The secretary — Doctoral School — UPC. Universitat Politècnica de Catalunya

Dr Lluís Jofre Cruanyes

Full professor

 

 

The functions of the secretary, outlined in the Regulations on the Organisation and Functions of the Doctoral School, are the following:

  • To call the meetings of the collegial bodies on the order of the chairperson.

  • To organise collegial body elections at the Doctoral School.

  • To vouch for the agreements and resolutions of the Doctoral School's governing bodies.

  • To write and keep custody of the minutes and, if necessary, the recordings of corresponding collegial body meetings.

  • To guarantee the dissemination and advertisement of the agreements, resolutions, regulations and other general rules on institutional functioning among members of the Doctoral School community.

  • To issue certificates, reports, rulings and approved agreements.

  • To draw up the Doctoral School's annual report.

  • To fulfil other functions inherent to the post entrusted to him by the Board, the director or the University's regulations.

Lluís Jofre Cruanyes has a doctoral degree in Fluid Mechanics from the UPC. He is a Beatriz Galindo Professor at the Department of Fluid Mechanics of the Universitat Politècnica de Catalunya - BarcelonaTech (UPC), the director of Fluid Science and Engineering Research Group (GReCEF) of the UPC and the principal investigator at the Multiscale Fluid Mechanics Lab.

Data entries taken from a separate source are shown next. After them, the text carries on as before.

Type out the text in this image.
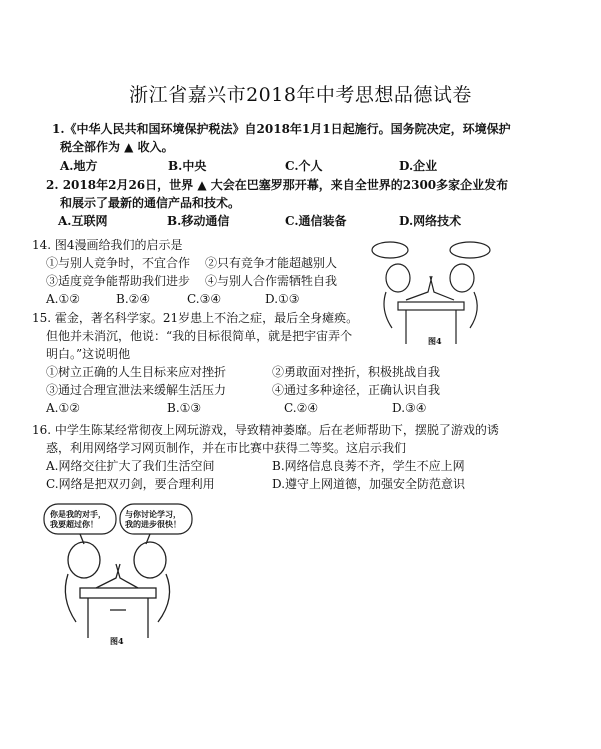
浙江省嘉兴市2018年中考思想品德试卷
1.《中华人民共和国环境保护税法》自2018年1月1日起施行。国务院决定，环境保护
税全部作为 ▲ 收入。
A.地方	B.中央	C.个人	D.企业
2. 2018年2月26日，世界 ▲ 大会在巴塞罗那开幕，来自全世界的2300多家企业发布
和展示了最新的通信产品和技术。
A.互联网	B.移动通信	C.通信装备	D.网络技术
14. 图4漫画给我们的启示是
①与别人竞争时，不宜合作 ②只有竞争才能超越别人
③适度竞争能帮助我们进步 ④与别人合作需牺牲自我
A.①②	B.②④	C.③④	D.①③
图4
15. 霍金，著名科学家。21岁患上不治之症，最后全身瘫痪。
但他并未消沉，他说：“我的目标很简单，就是把宇宙弄个
明白。”这说明他
①树立正确的人生目标来应对挫折	②勇敢面对挫折，积极挑战自我
③通过合理宣泄法来缓解生活压力	④通过多种途径，正确认识自我
A.①②	B.①③	C.②④	D.③④
16. 中学生陈某经常彻夜上网玩游戏，导致精神萎靡。后在老师帮助下，摆脱了游戏的诱
惑，利用网络学习网页制作，并在市比赛中获得二等奖。这启示我们
A.网络交往扩大了我们生活空间	B.网络信息良莠不齐，学生不应上网
C.网络是把双刃剑，要合理利用	D.遵守上网道德，加强安全防范意识
你是我的对手，
我要超过你！
与你讨论学习，
我的进步很快！
图4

He was a postdoctoral researcher at Stanford University's Center for Turbulence Research (USA) and a predoctoral researcher at the University of Groningen (the Netherlands) and the Royal Institute of Technology (KTH, Sweden).


As a professor of the UPC's Department of Fluid Mechanics, he teaches on bachelor's and master's degrees at the Barcelona East School of Engineering (EEBE) and also collaborates with the Terrassa School of Industrial, Aerospace and Audiovisual Engineering (ESEIAAT). He directs research on topics related to multiscale fluid mechanics, data science, model reduction, uncertainty quantification and computational engineering, with applications in advanced energy systems, propulsion and transport, biomedicine and manufacturing technology.


Since 2022, he has been the principal investigator of the ERC Starting Grant project Turbulence-on-a-Chip: Supercritically Overcoming the Energy Frontier in Microfluidics (SCRAMBLE). The project focuses on achieving turbulent flow regimes in microfluidic conditions using supercritical fluids. The scientific knowledge gained will be used to propose and design microfluidic systems that are highly improved from an energy point of view.